Undergrad Research Teams Get Out in the Field and Back in the Lab

Pilots Prevent

March 9, 2021

As UP professors proved when classes shifted online last spring, it’s entirely possible to teach an in-depth curriculum even when you can’t be physically present in a classroom. However, for the professors and students conducting research in labs, the switch to online learning wasn’t so much a pivot as it was a full stop. But with safety measures and protocols in place, many professors and students have been able to get back to their lab work, and they couldn’t be happier.

“The research has been a bright spot in this year for me,” says Cara Poor, assistant professor in the Shiley School of Engineering. “And the students are so appreciative and happy that they can be in the lab and finish their project. A lot are graduating this year, so it’s nice they can finish their project before graduating.”

Poor is overseeing two research projects that literally can’t be done without in-person field and lab work. One group is testing the efficacy of a retrofitted device designed to remove the phosphorous in the stormwater that comes from the green roof on Shiley. The other group is evaluating how age might affect how much phosphorous leaches out in the stormwater infiltration basins around campus, comparing the newer basins to the older ones. Both groups have to take samples every time it rains and get into the labs to evaluate them.

“They can’t do it virtually,” says Poor. “They have to go get samples and use the instruments in the lab to analyze them.”

The same is true for assistant biology professor David Wynne’s project. “All of my research is with lab organisms that we grow on campus,” he says. “Everything we do has to be done using the incubators and microscopes.”

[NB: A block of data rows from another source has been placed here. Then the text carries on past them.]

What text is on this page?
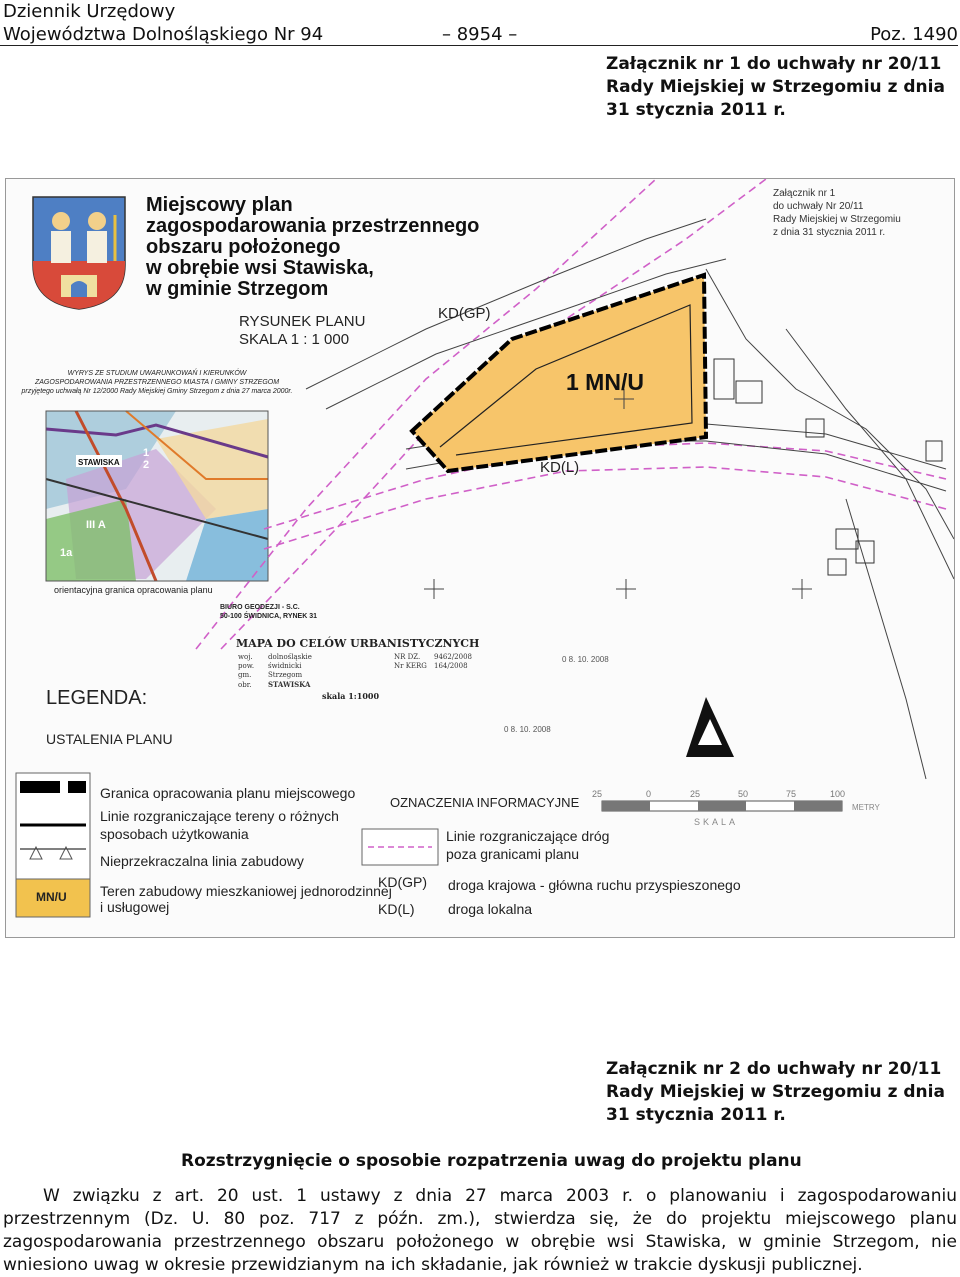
Dziennik Urzędowy
Województwa Dolnośląskiego Nr 94	– 8954 –	Poz. 1490
Załącznik nr 1 do uchwały nr 20/11
Rady Miejskiej w Strzegomiu z dnia
31 stycznia 2011 r.
Miejscowy plan
zagospodarowania przestrzennego
obszaru położonego
w obrębie wsi Stawiska,
w gminie Strzegom
RYSUNEK PLANU
SKALA 1 : 1 000
Załącznik nr 1
do uchwały Nr 20/11
Rady Miejskiej w Strzegomiu
z dnia 31 stycznia 2011 r.
KD(GP)
KD(L)
1 MN/U
WYRYS ZE STUDIUM UWARUNKOWAŃ I KIERUNKÓW
ZAGOSPODAROWANIA PRZESTRZENNEGO MIASTA I GMINY STRZEGOM
przyjętego uchwałą Nr 12/2000 Rady Miejskiej Gminy Strzegom z dnia 27 marca 2000r.
STAWISKA
III A
1a
2
1
orientacyjna granica opracowania planu
BIURO GEODEZJI - S.C.
50-100 ŚWIDNICA, RYNEK 31
MAPA DO CELÓW URBANISTYCZNYCH
woj. dolnośląskie	NR DZ. 9462/2008
pow. świdnicki	Nr KERG 164/2008
gm. Strzegom
obr. STAWISKA
skala 1:1000
0 8. 10. 2008
0 8. 10. 2008
LEGENDA:
USTALENIA PLANU
Granica opracowania planu miejscowego
Linie rozgraniczające tereny o różnych
sposobach użytkowania
Nieprzekraczalna linia zabudowy
Teren zabudowy mieszkaniowej jednorodzinnej
i usługowej
MN/U
OZNACZENIA INFORMACYJNE
Linie rozgraniczające dróg
poza granicami planu
KD(GP) droga krajowa - główna ruchu przyspieszonego
KD(L) droga lokalna
25	0	25	50	75	100
METRY
SKALA
Załącznik nr 2 do uchwały nr 20/11
Rady Miejskiej w Strzegomiu z dnia
31 stycznia 2011 r.
Rozstrzygnięcie o sposobie rozpatrzenia uwag do projektu planu
W związku z art. 20 ust. 1 ustawy z dnia 27 marca 2003 r. o planowaniu i zagospodarowaniu przestrzennym (Dz. U. 80 poz. 717 z późn. zm.), stwierdza się, że do projektu miejscowego planu zagospodarowania przestrzennego obszaru położonego w obrębie wsi Stawiska, w gminie Strzegom, nie wniesiono uwag w okresie przewidzianym na ich składanie, jak również w trakcie dyskusji publicznej.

Wynne’s research team studies ways to regulate cell division in a way that produces no errors. “In terms of medical applications, the proteins we’re interested in are targeted in chemotherapies,” he says. “We study the same proteins that are important to cancer.”

Luckily, it’s a long-term project that Wynne was able to keep going on his own over the summer, but he’s relieved to have students back in action, even if the COVID protocols mean it’s at a slower pace.

“Normally we’d have multiple people in the lab at once, but now only one person can be in the lab at a time.” Still, the students are more than willing to follow the rules. “They follow the protocols no problem. They don’t want anything to spoil their experience of being in the lab. It’s fair to say they were chomping at the bit to get back in and do their research.”

Poor says one of her student research groups has even inadvertently tested the efficacy of UP’s Pilots Prevent protocols. “We had a bit of a scare,” she says. “The roommate of one of our researchers got COVID. He stayed home when he found out. He ended up testing positive, but no one else got COVID. It’s comforting to know it didn’t spread through the whole lab. Our safety measures are working. All of our students are really careful about staying masked and distanced, and wiping down countertops and doorknobs.”

Clearly UP’s research students are a conscientious bunch who embrace their responsibility in ensuring in-person lab experiences can continue during the pandemic. “I’ve had two research students working with me throughout COVID,” says Susan Murray, associate professor of biology, whose team is studying how targeted cancer therapies affect T cells in the immune system. “It’s ‘in-person’ research because the students are physically in Swindells Hall setting up experiments. However, we all go into the lab at separate times and only see one another via Zoom.” She credits the students’ early training before the pandemic hit, but also their work-ethic, for keeping the research going. “Because these two students are so responsible, motivated, and self-reliant, it has worked well.”

Jordy Wolfand, assistant professor in the Shiley School of Engineering, says all of the COVID safety restrictions are worth it because there’s no substitute for hands-on research. “I think that research in general is an awesome experience for students,” she says. “It’s so experiential.” She recalls a recent snafu that threatened to stymie her team of three students studying the presence of microplastics in Portland stormwater. “We were out in the field pumping water out of a manhole and the pump wasn’t working. They were like, ‘OK guys, remember back to fluids class?’ It was an awesome example of a problem they’ve solved on paper occurring in real life, and they solved it.”